Autor: Luiz Veroneze – MTB 9830/PR – lucaveroneze@gmail.com
Em um mundo repleto de tudo, desde invenções até obras literárias magníficas, é fundamental entender os destalhes da rotina de autores que construíram grandes legados, ou de autores atuais que se destacam em um mercado tão vasto, como o da literatura.
Fomos pesquisar sobre o que de fato diferencia na rotina entre alguns autores. Ao analisarmos biografias, cartas e diários de grandes nomes da literatura, percebemos que, apesar das particularidades de cada um, há elementos em comum.

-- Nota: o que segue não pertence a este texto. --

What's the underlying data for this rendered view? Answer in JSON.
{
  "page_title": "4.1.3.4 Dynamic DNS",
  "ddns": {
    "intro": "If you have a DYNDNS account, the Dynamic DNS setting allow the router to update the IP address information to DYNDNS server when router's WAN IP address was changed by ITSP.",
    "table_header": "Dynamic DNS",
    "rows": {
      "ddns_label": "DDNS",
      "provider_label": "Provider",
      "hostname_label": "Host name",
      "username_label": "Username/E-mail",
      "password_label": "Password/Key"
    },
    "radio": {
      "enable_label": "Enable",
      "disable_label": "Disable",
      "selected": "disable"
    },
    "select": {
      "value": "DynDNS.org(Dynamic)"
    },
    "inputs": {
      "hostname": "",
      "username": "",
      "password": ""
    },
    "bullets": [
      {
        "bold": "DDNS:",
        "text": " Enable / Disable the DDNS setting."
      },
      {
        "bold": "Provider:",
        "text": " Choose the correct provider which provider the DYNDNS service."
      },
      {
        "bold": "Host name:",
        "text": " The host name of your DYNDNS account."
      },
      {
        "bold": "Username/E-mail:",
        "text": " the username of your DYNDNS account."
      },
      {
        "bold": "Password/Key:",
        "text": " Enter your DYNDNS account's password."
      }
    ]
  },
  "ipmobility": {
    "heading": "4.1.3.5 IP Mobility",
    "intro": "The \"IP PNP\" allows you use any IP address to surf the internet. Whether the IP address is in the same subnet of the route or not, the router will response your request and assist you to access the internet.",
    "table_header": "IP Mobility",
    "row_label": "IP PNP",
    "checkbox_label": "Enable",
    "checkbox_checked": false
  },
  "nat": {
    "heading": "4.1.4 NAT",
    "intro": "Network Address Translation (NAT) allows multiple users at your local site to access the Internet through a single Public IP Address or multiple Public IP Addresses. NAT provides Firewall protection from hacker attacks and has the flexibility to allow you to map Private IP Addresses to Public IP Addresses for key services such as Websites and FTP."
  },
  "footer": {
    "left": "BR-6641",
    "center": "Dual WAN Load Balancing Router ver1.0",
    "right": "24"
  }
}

Bom, obviamente que um bom escritor se faz com uma dedicação extraordinária a escrita, completa concentração e criatividade para tecer boas histórias. Mas, não necessariamente, precisa deixar de viver ou se isolar completamente do mundo.
Chegar a um elevado nível profissional, exige sim disciplina e consistência. Jane Austen, autora inglesa, acordava cedo, tocava piano, organizava o café da manhã da família e depois se dedicava à escrita na sala de estar, mesmo com o movimento da casa. À noite, lia seus manuscritos para a família. A escrita era parte integrante e constante de seu dia.
Ela tinha uma rotina leve, fato diferente de Honoré de Balzac, um autor monumental que escreveu mais de 120 livros em pleno século XIX, quando não existia computador e nem máquina de escrever. Balzac compôs A Comédia Humana, uma série de 91 livros, isso que ele morreu antes de acabar essa série. Sua rotina era lendária. Dormia pouco, escrevia de madrugada (às vezes por 15 horas seguidas), impulsionado por grandes quantidades de café. Era um regime quase monástico, focado unicamente na produção.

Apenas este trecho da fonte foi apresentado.